The group’s market-facing divisions including Macquarie Capital and Commodities and Global Markets experienced a decline in profitability mainly due to subdued risk management income and higher funding costs. Still, the Group upheld its careful approach to managing costs and capital. Total assets increased by 3% to $ 414.3 billion reflecting growth in loan and trading assets while total equity declined by 3% as a result of dividend payments and share buybacks. Net operating income rose by 4% to $ 8.2 billion with increased fee and commission income partially offsetting lower trading and interest income. The firm is well-capitalised, holding a CET1 ratio of 12.8% and a surplus of $9.8 billion.
The company anticipates strong growth in the private credit market supported by a recovering global M&A environment and ongoing monetary easing. With global private credit assets under management surpassing US $ 3 trillion the company is strategically positioned to capitalise on rising demand from corporates and investors. Its private credit portfolio has expanded over 50% in three years reflecting increased deal flow, tailored financing solutions and strong investor interest. It's integration with Macquarie Asset Management further enhances its capacity to attract capital and drive continued growth in this dynamic sector.
Temple and Webster Group Limited (ASX: TPW)
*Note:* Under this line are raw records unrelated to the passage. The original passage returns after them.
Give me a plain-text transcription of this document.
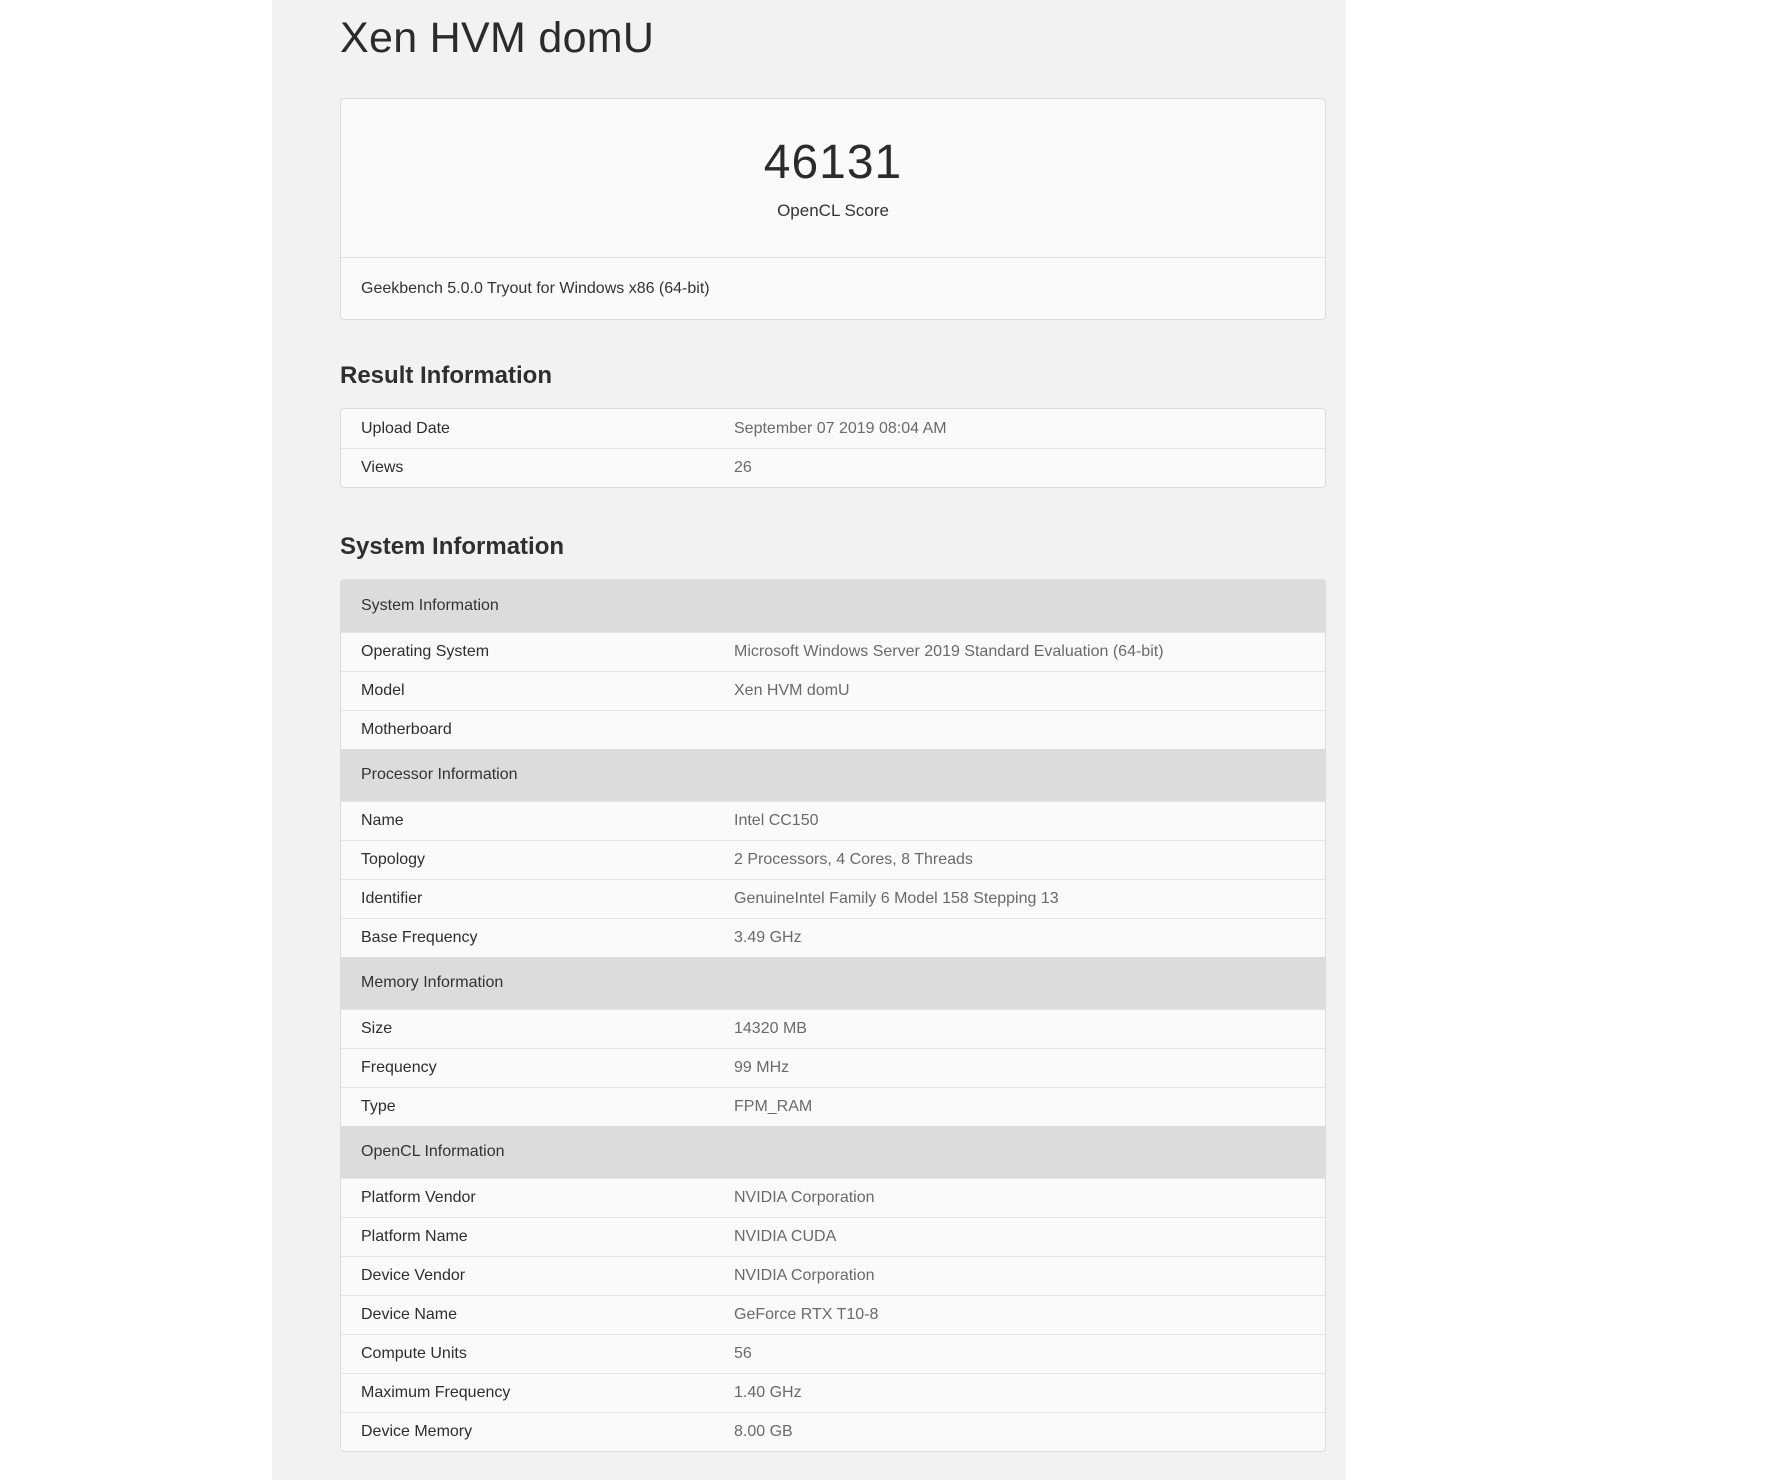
Xen HVM domU
46131
OpenCL Score
Geekbench 5.0.0 Tryout for Windows x86 (64-bit)
Result Information
Upload Date	September 07 2019 08:04 AM
Views	26
System Information
System Information
Operating System	Microsoft Windows Server 2019 Standard Evaluation (64-bit)
Model	Xen HVM domU
Motherboard
Processor Information
Name	Intel CC150
Topology	2 Processors, 4 Cores, 8 Threads
Identifier	GenuineIntel Family 6 Model 158 Stepping 13
Base Frequency	3.49 GHz
Memory Information
Size	14320 MB
Frequency	99 MHz
Type	FPM_RAM
OpenCL Information
Platform Vendor	NVIDIA Corporation
Platform Name	NVIDIA CUDA
Device Vendor	NVIDIA Corporation
Device Name	GeForce RTX T10-8
Compute Units	56
Maximum Frequency	1.40 GHz
Device Memory	8.00 GB
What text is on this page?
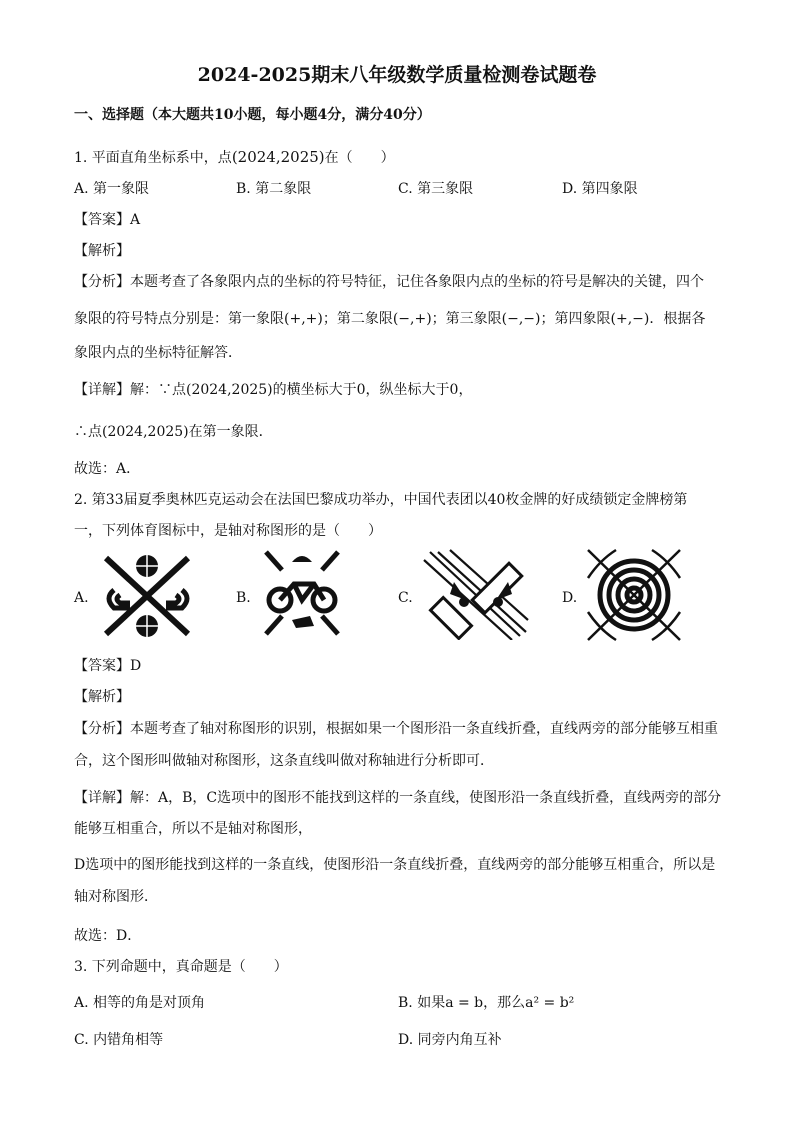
2024-2025期末八年级数学质量检测卷试题卷
一、选择题（本大题共10小题，每小题4分，满分40分）
1. 平面直角坐标系中，点(2024,2025)在（　　）
A. 第一象限	B. 第二象限	C. 第三象限	D. 第四象限
【答案】A
【解析】
【分析】本题考查了各象限内点的坐标的符号特征，记住各象限内点的坐标的符号是解决的关键，四个
象限的符号特点分别是：第一象限(+,+)；第二象限(−,+)；第三象限(−,−)；第四象限(+,−)．根据各
象限内点的坐标特征解答．
【详解】解：∵点(2024,2025)的横坐标大于0，纵坐标大于0，
∴点(2024,2025)在第一象限．
故选：A．
2. 第33届夏季奥林匹克运动会在法国巴黎成功举办，中国代表团以40枚金牌的好成绩锁定金牌榜第
一，下列体育图标中，是轴对称图形的是（　　）
A.	B.	C.	D.
【答案】D
【解析】
【分析】本题考查了轴对称图形的识别，根据如果一个图形沿一条直线折叠，直线两旁的部分能够互相重
合，这个图形叫做轴对称图形，这条直线叫做对称轴进行分析即可．
【详解】解：A，B，C选项中的图形不能找到这样的一条直线，使图形沿一条直线折叠，直线两旁的部分
能够互相重合，所以不是轴对称图形，
D选项中的图形能找到这样的一条直线，使图形沿一条直线折叠，直线两旁的部分能够互相重合，所以是
轴对称图形．
故选：D．
3. 下列命题中，真命题是（　　）
A. 相等的角是对顶角	B. 如果a = b，那么a² = b²
C. 内错角相等	D. 同旁内角互补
Temple and Webster Group Limited (ASX: TPW) delivered strong results for the first half of FY25 reporting a 24% increase in revenue to $ 314 million compared to the previous corresponding period. This growth was underpinned by both an expanding customer base active customers rose 22% to 1.2 million and higher average order values. The company also reported a 76% rise in EBITDA to $13.2 million improving its margin to 4.2%. Net profit after tax more than doubled to $9 million while free cash flow rose 61% to $32.5 million supported by an efficient asset-light business model. As of 31 December 2024, TPW held a robust cash balance of $139 million and remained debt-free. The business continues to strengthen its AI capabilities automating over 60% of customer service interactions and cutting associated costs by more than 50% since FY23. The home improvement category grew by 41% contributing $ 20 million to revenue.
The company reaffirmed its mid-term goal of surpassing $1 billion in annual revenue and reiterated FY25 EBITDA margin guidance of 1 - 3%. Market share climbed to a record 2.9% of the Australian furniture and homewares market with further gains anticipated. Strategic investments in exclusive products, technology and brand development are enhancing Temple & Webster’s competitive position as it capitalises on a broader consumer shift toward online retail. With a scalable model and strong financial base the business is well positioned for continued growth and value creation.